When Kemal Ataturk, determined that the new state of Turkey should be secular despite the overwhelmingly Muslim population, when it emerged with independence from the wreckage of the Ottoman Empire, he was thus taking a position that was highly controversial.
The standing of non-Muslims in a predominantly Muslim country is a challenging issue, and there have been several different ‘models’ followed over many generations. All seek to conform fully with, and not contradict, the basic tenets of faith laid down by the prophet Muhammad.
Whilst traditions of hospitality and honour have led Muslims to show generosity and kindness to visitors of a different faith over many centuries, non-Muslims citizens of a predominantly Muslim country who do not share the majority faith have often found themselves treated as second-class citizens. Such differences of treatment can give rise to serious social consequences for those affected. What is more they can create considerable tension between individual faiths and the state. Such tension may be unproductive and have a lasting purpose if the equality of treatment and social freedoms which we consider so important are undermined by substantial differences in the way citizens from any particular background live out their lives.
A recent study, published by a number of leading Muslim theologians, demonstrates that the prophet Muhammad himself considered that the standing of non-Muslims required them to be recognised as equal citizens in their own right. That finding may surprise many Muslims who have long assumed that this was not the case; it is a discovery that certainly opens the way to a new understanding of the roles of citizens of different faith within a predominantly religious state. It is a position that Muslims who live in a secular state may well find very significant too. Thus these are expected to be matters of wide interest within the Muslim community throughout the world.

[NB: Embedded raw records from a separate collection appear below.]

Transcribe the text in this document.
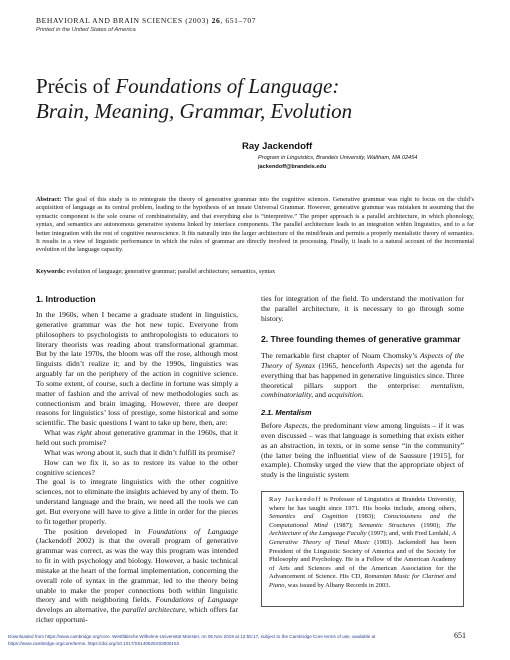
BEHAVIORAL AND BRAIN SCIENCES (2003) 26, 651–707
Printed in the United States of America
Précis of Foundations of Language:
Brain, Meaning, Grammar, Evolution
Ray Jackendoff
Program in Linguistics, Brandeis University, Waltham, MA 02454
jackendoff@brandeis.edu
Abstract: The goal of this study is to reintegrate the theory of generative grammar into the cognitive sciences. Generative grammar was right to focus on the child’s acquisition of language as its central problem, leading to the hypothesis of an innate Universal Grammar. However, generative grammar was mistaken in assuming that the syntactic component is the sole course of combinatoriality, and that everything else is “interpretive.” The proper approach is a parallel architecture, in which phonology, syntax, and semantics are autonomous generative systems linked by interface components. The parallel architecture leads to an integration within linguistics, and to a far better integration with the rest of cognitive neuroscience. It fits naturally into the larger architecture of the mind/brain and permits a properly mentalistic theory of semantics. It results in a view of linguistic performance in which the rules of grammar are directly involved in processing. Finally, it leads to a natural account of the incremental evolution of the language capacity.
Keywords: evolution of language; generative grammar; parallel architecture; semantics, syntax
1. Introduction

In the 1960s, when I became a graduate student in linguistics, generative grammar was the hot new topic. Everyone from philosophers to psychologists to anthropologists to educators to literary theorists was reading about transformational grammar. But by the late 1970s, the bloom was off the rose, although most linguists didn’t realize it; and by the 1990s, linguistics was arguably far on the periphery of the action in cognitive science. To some extent, of course, such a decline in fortune was simply a matter of fashion and the arrival of new methodologies such as connectionism and brain imaging. However, there are deeper reasons for linguistics’ loss of prestige, some historical and some scientific. The basic questions I want to take up here, then, are:

What was right about generative grammar in the 1960s, that it held out such promise?

What was wrong about it, such that it didn’t fulfill its promise?

How can we fix it, so as to restore its value to the other cognitive sciences?

The goal is to integrate linguistics with the other cognitive sciences, not to eliminate the insights achieved by any of them. To understand language and the brain, we need all the tools we can get. But everyone will have to give a little in order for the pieces to fit together properly.

The position developed in Foundations of Language (Jackendoff 2002) is that the overall program of generative grammar was correct, as was the way this program was intended to fit in with psychology and biology. However, a basic technical mistake at the heart of the formal implementation, concerning the overall role of syntax in the grammar, led to the theory being unable to make the proper connections both within linguistic theory and with neighboring fields. Foundations of Language develops an alternative, the parallel architecture, which offers far richer opportuni-

ties for integration of the field. To understand the motivation for the parallel architecture, it is necessary to go through some history.

2. Three founding themes of generative grammar

The remarkable first chapter of Noam Chomsky’s Aspects of the Theory of Syntax (1965, henceforth Aspects) set the agenda for everything that has happened in generative linguistics since. Three theoretical pillars support the enterprise: mentalism, combinatoriality, and acquisition.

2.1. Mentalism

Before Aspects, the predominant view among linguists – if it was even discussed – was that language is something that exists either as an abstraction, in texts, or in some sense “in the community” (the latter being the influential view of de Saussure [1915], for example). Chomsky urged the view that the appropriate object of study is the linguistic system

Ray Jackendoff is Professor of Linguistics at Brandeis University, where he has taught since 1971. His books include, among others, Semantics and Cognition (1983); Consciousness and the Computational Mind (1987); Semantic Structures (1990); The Architecture of the Language Faculty (1997); and, with Fred Lerdahl, A Generative Theory of Tonal Music (1983). Jackendoff has been President of the Linguistic Society of America and of the Society for Philosophy and Psychology. He is a Fellow of the American Academy of Arts and Sciences and of the American Association for the Advancement of Science. His CD, Romanian Music for Clarinet and Piano, was issued by Albany Records in 2003.
651
Downloaded from https://www.cambridge.org/core. Westfälische Wilhelms-Universität Münster, on 05 Nov 2019 at 12:55:17, subject to the Cambridge Core terms of use, available at
https://www.cambridge.org/core/terms. https://doi.org/10.1017/S0140525X03000153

The body of eminent Muslim theologians who reached these conclusions, supported by Christian theologians, published their findings and suggested way forward in March 2107 as the “Al-Azhar Declaration on Citizenship and Coexistence Issued by His Eminence the Grand Imam of Al-Azhar ” The Al-Azhar University, is traditionally considered the chief centre of Arabic literature and Islamic learning in the world, so this declaration has considerable authority.
Although the Al-Azhar Declaration does not seek to make any specific statement with regard to the standing of uniquely Christian minorities it has powerful and strongly critical things to say about the rise in the wave of extremism, violence, and terrorism, over the past decade, in the name of religion. It also strongly condemns pressure, intimidation, forced displacement, and kidnapping, and the resulting serious repercussions on the followers of other religions within society and emphasises that all divine religions have nothing to do with terrorism in any form.
Christians should welcome this enlightened declaration, noting the theological eminence of those who are associated with it, and rejoice in the shared wish to make absolutely clear to all that true Islam is a religion of peace, and not one that supports extremism, violence, and terrorism, anywhere.